As a young, educated, religious, fashion-forward, and African Muslim woman, I enjoyed reading, Vogue, Harpers Bazaar, and Aquila magazine. I was an avid Fashion TV viewer and an only shopping junkie. However, as I grew older, I realized that there were no publications available which truly represented me. I spoke to other women like myself, conducted surveys, and after months of agonizing and complaining, Hayati Magazine was born.
My target is Muslim women between the ages of 18 and 34 years, from African descent, technology savvy, minimum of a high school education, and seeking financial freedom. Although Hayati is accessible to all via social media and it’s online platform, readers require a minimum level of education and technical skills. Therefore, I want women who do not have these skills to aspire to have them, so they can be part of the Hayati Community, and ultimately improve their lives.
I first created an Instagram account in August 2012. After the rapid success of the account, its followers soon began to demand a blog. In September 2012, I designed and launched www.hayationline.com. In November 2012, I designed and began to publish quarterly publications. In 2013 I registered the company and secured the domain name www.hayatimagazine.com. In 2014, I launched the Hayati Summer Internship Program. In 2015, one of Hayati’s editorials was featured in Vogue Italia. In 2016, I was nominated for the Future Award in Media Enterprise for my work with Hayati. In 2017, I launched Hayati print, and in 2018, Hayati partnered with media giant Bella Naija to produce content geared towards young Muslim women.

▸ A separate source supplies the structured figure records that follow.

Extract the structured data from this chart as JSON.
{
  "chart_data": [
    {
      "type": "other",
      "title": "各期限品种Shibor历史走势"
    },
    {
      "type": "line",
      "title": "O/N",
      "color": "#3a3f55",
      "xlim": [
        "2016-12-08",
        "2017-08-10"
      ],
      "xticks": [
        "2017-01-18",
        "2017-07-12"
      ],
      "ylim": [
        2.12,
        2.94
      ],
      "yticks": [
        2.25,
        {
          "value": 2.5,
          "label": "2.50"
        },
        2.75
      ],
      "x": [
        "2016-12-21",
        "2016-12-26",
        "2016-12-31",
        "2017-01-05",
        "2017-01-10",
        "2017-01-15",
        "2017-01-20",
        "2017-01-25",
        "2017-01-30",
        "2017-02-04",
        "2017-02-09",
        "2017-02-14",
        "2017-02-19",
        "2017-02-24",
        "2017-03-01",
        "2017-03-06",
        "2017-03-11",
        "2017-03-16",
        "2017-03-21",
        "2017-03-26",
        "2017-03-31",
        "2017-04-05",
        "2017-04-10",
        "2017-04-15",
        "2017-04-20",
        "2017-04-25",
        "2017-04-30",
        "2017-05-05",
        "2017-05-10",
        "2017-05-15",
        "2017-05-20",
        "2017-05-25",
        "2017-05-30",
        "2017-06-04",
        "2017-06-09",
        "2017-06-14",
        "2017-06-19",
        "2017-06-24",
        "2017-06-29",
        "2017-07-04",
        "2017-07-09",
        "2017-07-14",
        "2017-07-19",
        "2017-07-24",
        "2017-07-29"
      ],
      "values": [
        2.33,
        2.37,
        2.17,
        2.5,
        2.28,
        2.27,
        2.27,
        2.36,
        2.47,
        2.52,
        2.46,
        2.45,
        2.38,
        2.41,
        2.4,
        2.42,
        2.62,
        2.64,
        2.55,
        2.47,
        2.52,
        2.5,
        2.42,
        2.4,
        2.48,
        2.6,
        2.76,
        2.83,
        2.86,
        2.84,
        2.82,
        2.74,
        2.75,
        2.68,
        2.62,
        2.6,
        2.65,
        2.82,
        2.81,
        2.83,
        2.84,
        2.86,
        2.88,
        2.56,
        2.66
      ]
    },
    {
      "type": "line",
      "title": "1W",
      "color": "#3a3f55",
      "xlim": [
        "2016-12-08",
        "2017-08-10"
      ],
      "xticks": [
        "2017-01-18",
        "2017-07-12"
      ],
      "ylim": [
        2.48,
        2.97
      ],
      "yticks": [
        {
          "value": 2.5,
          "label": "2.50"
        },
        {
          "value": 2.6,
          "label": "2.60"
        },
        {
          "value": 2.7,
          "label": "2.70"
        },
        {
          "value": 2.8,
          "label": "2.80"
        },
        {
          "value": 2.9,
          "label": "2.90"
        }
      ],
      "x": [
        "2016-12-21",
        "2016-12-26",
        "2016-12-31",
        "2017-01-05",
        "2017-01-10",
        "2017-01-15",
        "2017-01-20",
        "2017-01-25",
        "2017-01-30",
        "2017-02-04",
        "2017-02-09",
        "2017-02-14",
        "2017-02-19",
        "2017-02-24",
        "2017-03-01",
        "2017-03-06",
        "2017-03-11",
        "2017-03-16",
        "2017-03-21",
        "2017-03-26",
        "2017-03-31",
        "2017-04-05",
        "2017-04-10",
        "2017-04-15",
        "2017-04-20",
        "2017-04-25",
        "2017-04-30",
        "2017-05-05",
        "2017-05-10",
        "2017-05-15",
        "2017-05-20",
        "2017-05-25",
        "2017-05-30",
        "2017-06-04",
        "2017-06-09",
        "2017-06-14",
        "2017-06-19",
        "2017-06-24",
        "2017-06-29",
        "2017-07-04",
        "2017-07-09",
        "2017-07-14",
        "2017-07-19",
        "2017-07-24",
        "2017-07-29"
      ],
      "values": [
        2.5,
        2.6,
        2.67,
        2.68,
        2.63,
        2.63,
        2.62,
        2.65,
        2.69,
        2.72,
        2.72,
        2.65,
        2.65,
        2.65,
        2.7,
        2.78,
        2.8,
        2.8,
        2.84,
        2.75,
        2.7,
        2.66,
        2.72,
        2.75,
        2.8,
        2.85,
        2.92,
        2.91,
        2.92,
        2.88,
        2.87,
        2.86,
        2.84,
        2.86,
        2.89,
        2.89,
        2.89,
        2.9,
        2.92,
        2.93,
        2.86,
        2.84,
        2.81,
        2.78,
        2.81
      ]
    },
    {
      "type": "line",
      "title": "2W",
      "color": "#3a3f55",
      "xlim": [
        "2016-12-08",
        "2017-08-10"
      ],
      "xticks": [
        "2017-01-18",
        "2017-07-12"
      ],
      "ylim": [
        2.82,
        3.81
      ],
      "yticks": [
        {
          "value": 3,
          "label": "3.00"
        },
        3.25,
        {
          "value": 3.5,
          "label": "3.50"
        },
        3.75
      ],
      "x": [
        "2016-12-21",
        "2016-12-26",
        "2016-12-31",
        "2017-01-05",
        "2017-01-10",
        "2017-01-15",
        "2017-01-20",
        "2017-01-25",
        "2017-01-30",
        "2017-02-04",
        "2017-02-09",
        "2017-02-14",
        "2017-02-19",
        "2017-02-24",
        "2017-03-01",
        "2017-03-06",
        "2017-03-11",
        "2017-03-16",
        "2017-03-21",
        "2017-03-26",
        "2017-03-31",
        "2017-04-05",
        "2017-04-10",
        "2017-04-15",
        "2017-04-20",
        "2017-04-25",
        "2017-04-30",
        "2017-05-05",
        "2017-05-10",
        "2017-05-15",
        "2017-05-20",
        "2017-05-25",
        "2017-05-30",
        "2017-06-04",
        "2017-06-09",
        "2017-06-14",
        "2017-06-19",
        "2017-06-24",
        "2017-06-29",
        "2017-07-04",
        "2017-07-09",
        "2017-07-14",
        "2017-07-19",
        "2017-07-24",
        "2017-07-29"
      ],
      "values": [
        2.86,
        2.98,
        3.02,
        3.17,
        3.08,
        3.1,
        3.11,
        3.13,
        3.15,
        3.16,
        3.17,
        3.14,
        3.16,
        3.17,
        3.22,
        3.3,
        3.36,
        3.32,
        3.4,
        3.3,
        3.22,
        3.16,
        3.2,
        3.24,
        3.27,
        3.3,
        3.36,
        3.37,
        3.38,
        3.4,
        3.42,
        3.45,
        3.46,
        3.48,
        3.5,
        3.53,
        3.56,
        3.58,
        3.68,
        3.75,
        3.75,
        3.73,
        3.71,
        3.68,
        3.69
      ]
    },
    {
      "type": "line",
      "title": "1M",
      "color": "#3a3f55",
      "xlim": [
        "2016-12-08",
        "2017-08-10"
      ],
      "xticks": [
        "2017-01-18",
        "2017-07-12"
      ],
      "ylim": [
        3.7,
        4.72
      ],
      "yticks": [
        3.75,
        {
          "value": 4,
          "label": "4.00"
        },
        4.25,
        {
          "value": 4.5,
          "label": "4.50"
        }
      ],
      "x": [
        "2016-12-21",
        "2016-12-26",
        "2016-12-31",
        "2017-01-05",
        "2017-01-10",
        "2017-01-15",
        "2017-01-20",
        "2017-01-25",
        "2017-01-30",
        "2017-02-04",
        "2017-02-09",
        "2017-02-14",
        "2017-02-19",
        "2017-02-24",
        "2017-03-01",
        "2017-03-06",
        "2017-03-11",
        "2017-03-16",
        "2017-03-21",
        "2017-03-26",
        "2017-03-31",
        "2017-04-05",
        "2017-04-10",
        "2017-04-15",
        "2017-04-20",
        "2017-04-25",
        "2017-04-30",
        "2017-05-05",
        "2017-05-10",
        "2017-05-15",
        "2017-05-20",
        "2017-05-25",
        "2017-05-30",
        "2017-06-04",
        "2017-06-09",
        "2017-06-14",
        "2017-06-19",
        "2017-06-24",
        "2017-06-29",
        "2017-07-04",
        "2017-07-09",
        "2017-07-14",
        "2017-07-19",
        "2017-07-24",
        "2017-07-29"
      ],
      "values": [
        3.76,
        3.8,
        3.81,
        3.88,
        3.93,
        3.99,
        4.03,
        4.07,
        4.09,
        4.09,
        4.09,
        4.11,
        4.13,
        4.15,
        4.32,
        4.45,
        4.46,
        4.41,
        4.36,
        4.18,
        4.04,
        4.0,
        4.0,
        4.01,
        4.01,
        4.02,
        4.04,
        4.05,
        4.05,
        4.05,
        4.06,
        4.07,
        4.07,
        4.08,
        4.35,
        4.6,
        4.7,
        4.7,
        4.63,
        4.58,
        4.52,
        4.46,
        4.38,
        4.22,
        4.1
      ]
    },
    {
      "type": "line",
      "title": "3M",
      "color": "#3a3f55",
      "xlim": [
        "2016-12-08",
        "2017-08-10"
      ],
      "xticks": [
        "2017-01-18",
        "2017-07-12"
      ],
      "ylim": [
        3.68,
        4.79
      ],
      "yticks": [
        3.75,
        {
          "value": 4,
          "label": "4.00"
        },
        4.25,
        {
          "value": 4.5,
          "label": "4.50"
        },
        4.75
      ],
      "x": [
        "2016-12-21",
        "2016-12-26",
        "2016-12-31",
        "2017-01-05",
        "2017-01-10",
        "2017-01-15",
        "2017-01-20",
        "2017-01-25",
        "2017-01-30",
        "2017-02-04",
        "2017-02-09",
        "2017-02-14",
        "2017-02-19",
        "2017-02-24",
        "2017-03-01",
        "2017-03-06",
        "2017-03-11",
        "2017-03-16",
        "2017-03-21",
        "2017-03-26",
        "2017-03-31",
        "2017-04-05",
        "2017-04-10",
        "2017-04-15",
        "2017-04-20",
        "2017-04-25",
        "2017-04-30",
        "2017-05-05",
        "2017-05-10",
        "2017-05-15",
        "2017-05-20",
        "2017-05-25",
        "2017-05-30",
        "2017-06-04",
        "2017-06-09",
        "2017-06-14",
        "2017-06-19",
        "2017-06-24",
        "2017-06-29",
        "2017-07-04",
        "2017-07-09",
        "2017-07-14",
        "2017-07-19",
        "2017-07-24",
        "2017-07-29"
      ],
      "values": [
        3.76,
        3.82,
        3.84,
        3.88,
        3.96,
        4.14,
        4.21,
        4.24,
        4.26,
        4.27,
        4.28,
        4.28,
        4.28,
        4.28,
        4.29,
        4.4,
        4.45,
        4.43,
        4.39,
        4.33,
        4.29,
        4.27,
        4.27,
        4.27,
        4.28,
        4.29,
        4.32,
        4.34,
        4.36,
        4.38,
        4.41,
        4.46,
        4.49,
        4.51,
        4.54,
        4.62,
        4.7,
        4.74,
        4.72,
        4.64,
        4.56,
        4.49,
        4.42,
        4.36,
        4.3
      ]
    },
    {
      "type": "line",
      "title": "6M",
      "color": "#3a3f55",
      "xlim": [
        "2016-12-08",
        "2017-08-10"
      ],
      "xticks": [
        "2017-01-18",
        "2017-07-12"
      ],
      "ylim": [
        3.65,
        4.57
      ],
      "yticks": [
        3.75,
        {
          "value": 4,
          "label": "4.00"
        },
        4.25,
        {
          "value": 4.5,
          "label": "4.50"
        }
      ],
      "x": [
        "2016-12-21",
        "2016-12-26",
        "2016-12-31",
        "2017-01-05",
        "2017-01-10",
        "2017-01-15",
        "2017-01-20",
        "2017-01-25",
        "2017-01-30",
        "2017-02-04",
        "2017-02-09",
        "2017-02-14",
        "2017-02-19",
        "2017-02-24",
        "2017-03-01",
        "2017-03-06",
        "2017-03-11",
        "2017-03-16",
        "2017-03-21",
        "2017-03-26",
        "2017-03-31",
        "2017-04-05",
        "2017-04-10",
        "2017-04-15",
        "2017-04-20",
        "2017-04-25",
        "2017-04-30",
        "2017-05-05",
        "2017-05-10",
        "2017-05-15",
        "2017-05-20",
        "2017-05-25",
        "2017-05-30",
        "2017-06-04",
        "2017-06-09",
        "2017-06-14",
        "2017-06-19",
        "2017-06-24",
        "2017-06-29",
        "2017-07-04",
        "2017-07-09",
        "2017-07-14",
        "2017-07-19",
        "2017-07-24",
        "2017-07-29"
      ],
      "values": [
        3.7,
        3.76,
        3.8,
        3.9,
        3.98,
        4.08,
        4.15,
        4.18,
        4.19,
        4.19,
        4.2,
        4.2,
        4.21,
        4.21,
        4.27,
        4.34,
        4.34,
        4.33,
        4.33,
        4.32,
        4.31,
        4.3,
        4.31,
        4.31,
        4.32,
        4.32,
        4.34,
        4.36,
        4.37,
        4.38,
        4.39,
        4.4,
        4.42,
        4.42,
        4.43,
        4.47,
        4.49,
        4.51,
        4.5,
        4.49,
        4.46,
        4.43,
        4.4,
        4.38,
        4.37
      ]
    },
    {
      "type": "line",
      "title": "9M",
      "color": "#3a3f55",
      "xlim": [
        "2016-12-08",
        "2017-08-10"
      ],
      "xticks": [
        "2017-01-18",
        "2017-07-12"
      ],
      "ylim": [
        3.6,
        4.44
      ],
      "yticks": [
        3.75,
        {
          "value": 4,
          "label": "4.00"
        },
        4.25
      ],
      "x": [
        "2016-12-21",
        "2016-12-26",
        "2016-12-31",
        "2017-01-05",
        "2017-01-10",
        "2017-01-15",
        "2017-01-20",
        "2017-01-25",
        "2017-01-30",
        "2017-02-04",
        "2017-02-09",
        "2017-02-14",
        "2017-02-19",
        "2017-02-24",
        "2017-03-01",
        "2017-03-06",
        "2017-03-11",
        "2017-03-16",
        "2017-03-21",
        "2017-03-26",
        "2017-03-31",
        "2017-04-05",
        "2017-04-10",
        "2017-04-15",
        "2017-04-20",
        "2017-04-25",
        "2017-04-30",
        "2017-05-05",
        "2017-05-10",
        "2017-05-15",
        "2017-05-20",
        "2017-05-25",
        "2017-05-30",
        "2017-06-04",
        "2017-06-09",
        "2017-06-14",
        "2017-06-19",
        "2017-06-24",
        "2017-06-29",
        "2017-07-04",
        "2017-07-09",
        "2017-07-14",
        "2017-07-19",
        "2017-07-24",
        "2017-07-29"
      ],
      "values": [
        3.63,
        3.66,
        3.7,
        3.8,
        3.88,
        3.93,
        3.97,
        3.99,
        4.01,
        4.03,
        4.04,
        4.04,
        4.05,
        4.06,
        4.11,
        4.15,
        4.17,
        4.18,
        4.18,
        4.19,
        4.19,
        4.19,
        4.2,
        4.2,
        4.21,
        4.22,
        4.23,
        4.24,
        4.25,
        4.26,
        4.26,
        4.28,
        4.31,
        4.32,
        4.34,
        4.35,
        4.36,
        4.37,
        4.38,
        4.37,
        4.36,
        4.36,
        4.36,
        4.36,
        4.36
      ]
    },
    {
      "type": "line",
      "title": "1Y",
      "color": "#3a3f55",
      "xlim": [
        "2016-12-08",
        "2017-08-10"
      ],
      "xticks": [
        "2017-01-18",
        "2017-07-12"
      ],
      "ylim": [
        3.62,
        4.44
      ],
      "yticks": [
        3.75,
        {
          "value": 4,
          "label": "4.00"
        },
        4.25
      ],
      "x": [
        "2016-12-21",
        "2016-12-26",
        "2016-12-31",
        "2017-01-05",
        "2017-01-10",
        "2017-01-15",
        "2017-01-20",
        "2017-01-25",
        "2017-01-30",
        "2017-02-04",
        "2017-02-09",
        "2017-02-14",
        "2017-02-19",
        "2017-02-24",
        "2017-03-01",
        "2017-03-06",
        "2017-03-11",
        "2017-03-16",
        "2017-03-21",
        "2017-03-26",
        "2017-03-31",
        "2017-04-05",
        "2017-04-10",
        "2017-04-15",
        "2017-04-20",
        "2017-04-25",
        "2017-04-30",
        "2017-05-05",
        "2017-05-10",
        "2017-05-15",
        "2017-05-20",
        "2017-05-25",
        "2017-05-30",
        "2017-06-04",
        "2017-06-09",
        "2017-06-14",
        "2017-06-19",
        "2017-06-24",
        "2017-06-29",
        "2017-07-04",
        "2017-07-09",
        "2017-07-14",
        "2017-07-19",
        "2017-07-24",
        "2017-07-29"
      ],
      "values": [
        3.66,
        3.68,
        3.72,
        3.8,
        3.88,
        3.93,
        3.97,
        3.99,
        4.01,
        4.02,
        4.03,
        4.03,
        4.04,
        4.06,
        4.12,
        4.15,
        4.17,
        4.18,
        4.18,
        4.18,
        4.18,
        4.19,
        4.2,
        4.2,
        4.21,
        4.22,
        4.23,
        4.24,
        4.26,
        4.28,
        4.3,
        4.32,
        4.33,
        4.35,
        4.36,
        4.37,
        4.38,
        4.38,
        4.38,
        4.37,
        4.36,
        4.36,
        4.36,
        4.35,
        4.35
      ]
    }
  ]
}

Hayati is now a household name and is continuing to gain recognition across Northern Nigeria. Brands including Nestle, Pandora, Vlisco, Lulu, and many more have partnered with Hayati to reach a wider audience. Young African Muslim women are proud and happy that such a publication exists, and many are hoping to use it as a platform to share their respective talents and achievements with the world.